Like me, Aaron silently suffered from intrusive thoughts for decades, worrying he was secretly a bad person through significant milestones and relationships. He wrote in a Fast Company piece earlier this year that the thoughts freaked him out so much that he once promised to kill himself if the thoughts got bad enough. Though I never actually felt suicidal because of my thoughts, I used to tell myself that death wouldn't be such a negative thing because it would liberate me of my thoughts and anxieties. Now, I no longer look at death as the ultimate freedom of this struggle. I want to be around as long as possible because I'm finally living the way I've always wanted.
A note from the author's friend Aaron Harvey, founder of IntrusiveThoughts.org:
As Laura mentioned, I've had intrusive thoughts since I was 13. As an adult, seeing a knife sitting on the kitchen counter would lead to continuous, flashing images of me mutilating my wife. Walking to work, I would imagine strangers on the street having sex with one another. The more I tried to push the thoughts away, the worse they got. My thoughts became increasingly upsetting, and I became suicidal. As a last resort, I googled “violent thoughts.”

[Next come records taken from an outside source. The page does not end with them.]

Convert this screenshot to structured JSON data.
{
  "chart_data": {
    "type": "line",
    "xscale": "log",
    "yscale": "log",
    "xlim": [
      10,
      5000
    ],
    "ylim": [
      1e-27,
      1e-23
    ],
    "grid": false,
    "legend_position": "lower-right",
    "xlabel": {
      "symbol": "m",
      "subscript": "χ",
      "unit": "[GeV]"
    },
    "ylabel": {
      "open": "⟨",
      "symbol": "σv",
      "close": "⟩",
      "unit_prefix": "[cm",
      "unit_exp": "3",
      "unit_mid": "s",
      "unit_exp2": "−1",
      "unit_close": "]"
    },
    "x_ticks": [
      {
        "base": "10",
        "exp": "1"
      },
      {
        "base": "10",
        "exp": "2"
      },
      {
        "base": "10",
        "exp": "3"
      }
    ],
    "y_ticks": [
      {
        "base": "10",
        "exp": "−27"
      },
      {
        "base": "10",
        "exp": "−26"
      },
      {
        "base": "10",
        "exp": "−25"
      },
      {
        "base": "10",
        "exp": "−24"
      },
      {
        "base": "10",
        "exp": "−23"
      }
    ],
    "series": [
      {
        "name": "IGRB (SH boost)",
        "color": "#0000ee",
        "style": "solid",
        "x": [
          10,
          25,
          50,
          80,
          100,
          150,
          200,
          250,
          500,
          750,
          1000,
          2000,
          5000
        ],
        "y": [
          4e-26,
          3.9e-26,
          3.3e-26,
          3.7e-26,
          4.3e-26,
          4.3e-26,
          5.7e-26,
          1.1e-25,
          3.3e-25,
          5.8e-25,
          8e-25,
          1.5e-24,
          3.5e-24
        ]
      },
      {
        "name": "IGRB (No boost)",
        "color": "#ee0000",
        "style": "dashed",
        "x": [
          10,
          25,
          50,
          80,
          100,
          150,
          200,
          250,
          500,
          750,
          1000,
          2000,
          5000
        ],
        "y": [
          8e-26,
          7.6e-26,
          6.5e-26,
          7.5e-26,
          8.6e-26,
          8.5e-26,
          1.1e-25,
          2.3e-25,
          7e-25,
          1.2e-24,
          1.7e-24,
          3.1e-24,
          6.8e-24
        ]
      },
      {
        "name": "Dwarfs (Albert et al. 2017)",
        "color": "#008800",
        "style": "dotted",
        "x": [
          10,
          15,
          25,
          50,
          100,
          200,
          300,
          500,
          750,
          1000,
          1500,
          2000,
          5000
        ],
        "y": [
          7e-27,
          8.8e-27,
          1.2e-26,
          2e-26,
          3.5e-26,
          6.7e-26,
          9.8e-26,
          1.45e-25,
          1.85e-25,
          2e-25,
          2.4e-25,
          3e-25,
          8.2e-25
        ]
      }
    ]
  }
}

At first, I didn’t find much. But eventually I found some old online medical journals and mental health websites and learned that I had an extreme form of OCD known as Pure O. I refined my search and came across this essay in The Guardian, which made me realize that I was not a monster, that I was not alone, and that there were steps I could take to manage my thoughts better. It saved my life.
While the internet did eventually help me reach a diagnosis, there was still a major lack of OCD resources online. As an entrepreneur and partner at a digital agency, I decided to use my professional skills to change that. Two years after googling “violent thoughts," I launched IntrusiveThoughts.org, an educational hub for the OCD community — a relatable destination for sufferers to find answers and treatment options. A resource I didn’t have for so many years.
If you’re suffering, stay strong. There’s a community of people who are willing to help, and treatment options that will improve your life.